Poe’s dream lands

Images from the University of Adelaide © 2014

“Dream-Land” (1844) and “The Haunted Palace” (1839) are, perhaps, the best exemplars of what I call Edgar Allan Poe’s ‘Netherworld’ poems and may be considered as companion pieces.  Other examples of the trope are Poe’s “Fairy Land” (1829), “The City in the Sea” and “The Valley of Unrest” (both 1831). In all of these poems, Poe paints fantastic, imaginary landscapes that may properly be thought to symbolize the human psyche, or important aspects of it.

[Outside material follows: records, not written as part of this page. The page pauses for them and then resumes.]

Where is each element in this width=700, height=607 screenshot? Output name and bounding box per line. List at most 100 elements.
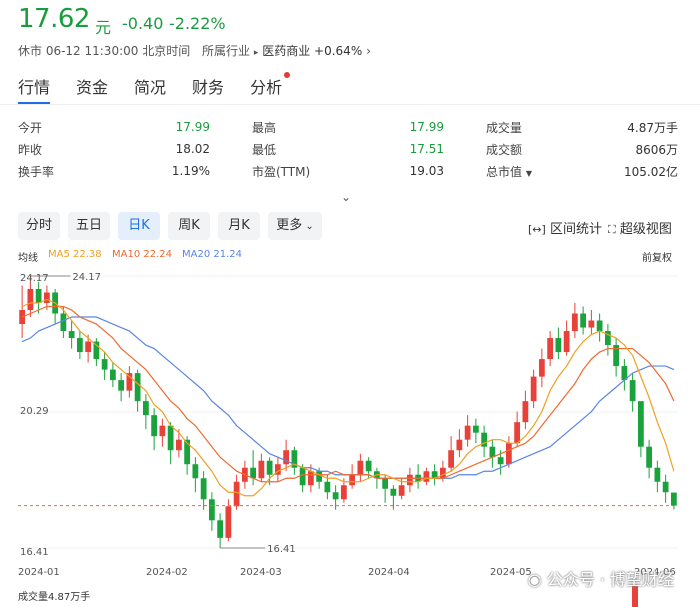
tabs-divider bbox=[0, 104, 700, 105]
period-5day[interactable]: 五日 bbox=[68, 212, 110, 240]
period-more-dropdown[interactable]: 更多 ⌄ bbox=[268, 212, 322, 240]
tab-label: 简况 bbox=[134, 78, 167, 97]
stat-label: 成交额 bbox=[486, 142, 523, 157]
period-daily-k[interactable]: 日K bbox=[118, 212, 160, 240]
industry-link[interactable]: 所属行业 ▸ 医药商业 +0.64% › bbox=[202, 42, 371, 59]
candle-body bbox=[596, 320, 603, 332]
stat-value: 8606万 bbox=[635, 142, 678, 157]
candle-body bbox=[588, 320, 595, 328]
industry-label: 所属行业 bbox=[202, 44, 251, 58]
stat-label: 最低 bbox=[252, 142, 277, 157]
candle-body bbox=[76, 338, 83, 353]
industry-name: 医药商业 bbox=[262, 44, 311, 58]
candle-body bbox=[349, 474, 356, 486]
y-tick-label: 24.17 bbox=[20, 273, 49, 284]
candle-body bbox=[332, 492, 339, 500]
chevron-down-icon: ⌄ bbox=[302, 221, 314, 232]
tab-finance[interactable]: 财务 bbox=[192, 74, 224, 104]
period-intraday[interactable]: 分时 bbox=[18, 212, 60, 240]
candle-body bbox=[299, 467, 306, 486]
candle-body bbox=[456, 439, 463, 451]
price-unit: 元 bbox=[95, 18, 112, 37]
ma20-line bbox=[21, 316, 675, 479]
candle-body bbox=[497, 457, 504, 465]
stat-value: 17.99 bbox=[409, 120, 444, 134]
market-cap-toggle[interactable]: 总市值 ▼ bbox=[486, 160, 566, 182]
tab-funds[interactable]: 资金 bbox=[76, 74, 108, 104]
candle-body bbox=[324, 481, 331, 493]
expand-stats-chevron-icon[interactable]: ⌄ bbox=[341, 190, 351, 204]
interval-stats-button[interactable]: [↔] 区间统计 bbox=[528, 218, 602, 237]
stat-value: 17.99 bbox=[175, 120, 210, 134]
candle-body bbox=[563, 331, 570, 353]
min-price-label: 16.41 bbox=[267, 544, 296, 555]
candle-body bbox=[200, 478, 207, 500]
ma20-value: MA20 21.24 bbox=[182, 249, 242, 260]
x-tick-label: 2024-05 bbox=[490, 567, 532, 578]
x-tick-label: 2024-02 bbox=[146, 567, 188, 578]
candle-body bbox=[464, 425, 471, 440]
tab-analysis[interactable]: 分析 bbox=[250, 72, 291, 104]
tab-label: 资金 bbox=[76, 78, 109, 97]
notification-dot bbox=[284, 72, 291, 78]
candle-body bbox=[340, 485, 347, 500]
interval-bracket-icon: [↔] bbox=[528, 223, 546, 236]
candle-body bbox=[670, 492, 677, 506]
candle-body bbox=[27, 288, 34, 310]
period-weekly-k[interactable]: 周K bbox=[168, 212, 210, 240]
period-label: 分时 bbox=[25, 218, 52, 233]
candle-body bbox=[398, 485, 405, 496]
candle-body bbox=[571, 313, 578, 332]
candle-body bbox=[60, 313, 67, 332]
current-price: 17.62 bbox=[18, 4, 90, 34]
max-price-label: 24.17 bbox=[72, 272, 101, 283]
period-label: 日K bbox=[128, 218, 150, 233]
candle-body bbox=[175, 439, 182, 451]
stat-value: 1.19% bbox=[171, 164, 210, 178]
candle-body bbox=[316, 471, 323, 482]
period-label: 更多 bbox=[276, 218, 303, 233]
main-tabs: 行情 资金 简况 财务 分析 bbox=[18, 72, 308, 104]
wechat-icon: ◉ bbox=[527, 570, 542, 589]
candle-body bbox=[637, 401, 644, 447]
stat-label: 市盈(TTM) bbox=[252, 164, 311, 179]
candle-body bbox=[266, 460, 273, 475]
candle-body bbox=[423, 471, 430, 482]
stat-label: 最高 bbox=[252, 120, 277, 135]
industry-caret-icon: ▸ bbox=[253, 48, 259, 58]
ma5-value: MA5 22.38 bbox=[48, 249, 102, 260]
candle-body bbox=[580, 313, 587, 328]
candle-body bbox=[505, 443, 512, 465]
candle-body bbox=[109, 369, 116, 381]
candle-body bbox=[307, 471, 314, 486]
candle-body bbox=[654, 467, 661, 482]
super-view-button[interactable]: ⛶ 超级视图 bbox=[608, 218, 672, 237]
chevron-right-icon: › bbox=[366, 44, 371, 58]
adjust-mode-button[interactable]: 前复权 bbox=[642, 249, 672, 264]
candle-body bbox=[489, 446, 496, 458]
candle-body bbox=[646, 446, 653, 468]
candle-body bbox=[629, 380, 636, 402]
candle-body bbox=[19, 310, 26, 325]
y-tick-label: 16.41 bbox=[20, 547, 49, 558]
caret-down-icon: ▼ bbox=[525, 168, 532, 178]
candle-body bbox=[439, 467, 446, 479]
candle-body bbox=[555, 338, 562, 353]
candle-body bbox=[126, 373, 133, 391]
x-tick-label: 2024-04 bbox=[368, 567, 410, 578]
tab-quote[interactable]: 行情 bbox=[18, 74, 51, 104]
tab-profile[interactable]: 简况 bbox=[134, 74, 166, 104]
period-monthly-k[interactable]: 月K bbox=[218, 212, 260, 240]
candle-body bbox=[93, 341, 100, 360]
interval-stats-label: 区间统计 bbox=[549, 222, 602, 237]
ma10-value: MA10 22.24 bbox=[112, 249, 172, 260]
candle-body bbox=[514, 422, 521, 444]
kline-chart[interactable]: 24.17 16.41 bbox=[18, 264, 678, 570]
stat-value: 18.02 bbox=[175, 142, 210, 156]
stat-value: 4.87万手 bbox=[627, 120, 678, 135]
candle-body bbox=[134, 373, 141, 402]
y-tick-label: 20.29 bbox=[20, 406, 49, 417]
candle-body bbox=[547, 338, 554, 360]
candle-body bbox=[43, 292, 50, 303]
price-change-pct: -2.22% bbox=[169, 14, 226, 33]
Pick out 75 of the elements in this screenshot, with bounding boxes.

We recognize the correspondence between “Dream-Land” and “Haunted Palace,” first of all, in the structure of the poems.  The opening lines of “Dream-Land” establish its setting as, “By a route obscure and lonely/Haunted by ill angels only;” and “Palace” begins, and is set, by contrast, “In the greenest  of our valleys/By good angels tenanted” (emphases mine). In both poems, Poe describes the experiences of visitors to either place:

In “Dream-Land,”

There the traveller meets aghast
Sheeted Memories of the Past;
Later,

But the traveller, traveling through it,
May not—dare not openly view it
And in “Palace,” introduced in “The Fall of the House of Usher,” we are told that,

Wanderers in that happy valley,
Through two luminous windows, saw
Spirits moving musically,
To a lute’s well-tuned law
Later,

And travellers now, within that valley,
Through the red-litten windows see
Vast forms, that move fantastically
To a discordant melody
These passages establish that the realms they describe are but transitory states, not permanent ones. One other important similarity that links the poems is the anatomical reference to the human head, which further highlights the symbolism for the psyche. In “Dream-Land,” a “King” forbids “The uplifting of the fringéd lid” (i.e., the eye-lid), “And thus the sad Soul that here passes/Beholds it but through darkened glasses”—a nice play on words to describe how a dreamer, whose eyes are presumably closed, ‘sees’ Dream-Land with her eyes closed. By contrast, in “Palace,” as noted above, visitors can view its environs “Through two luminous windows” (once again, the eyes—here, open).
As we can see, the two poems are like bookends, giving us a contrast between what is viewed with eyes wide open (“Palace”) and what is viewed when asleep (“Dream-Land”). But, in Poe, the contrast is never absolute, because he blurs the distinction between reality and dreaming: both ways of seeing provide a warped view and it is treacherous to assume that waking reality is more reliable than dreams. In “A Dream” (1827), Poe contrasts the “visions of the dark night” (i.e., dreams), to the “waking dream of life and light” (i.e., reality), and this contrast is the running theme through much of Poe’s poetry.
“Dream-Land” and “The Haunted Palace” set up (literally) a head-to-head contest. The result, as it is in other poems, is that dreams, which may not promise certainty, at least provide serenity and relief (“For the heart whose woes are legion/’Tis a peaceful, soothing region”), and waking reality, which delivers the world as it is, may be clouded over by nostalgic melancholy, and results in actual horror (Poe describes memories that overpower moments as akin to seeing “A hideous throng rush out forever” laughing but never smiling—a mocking horde of ghosts).
Needless to say, Poe prefers an escapist “Dream-Land” to a real-life “Haunted Palace.”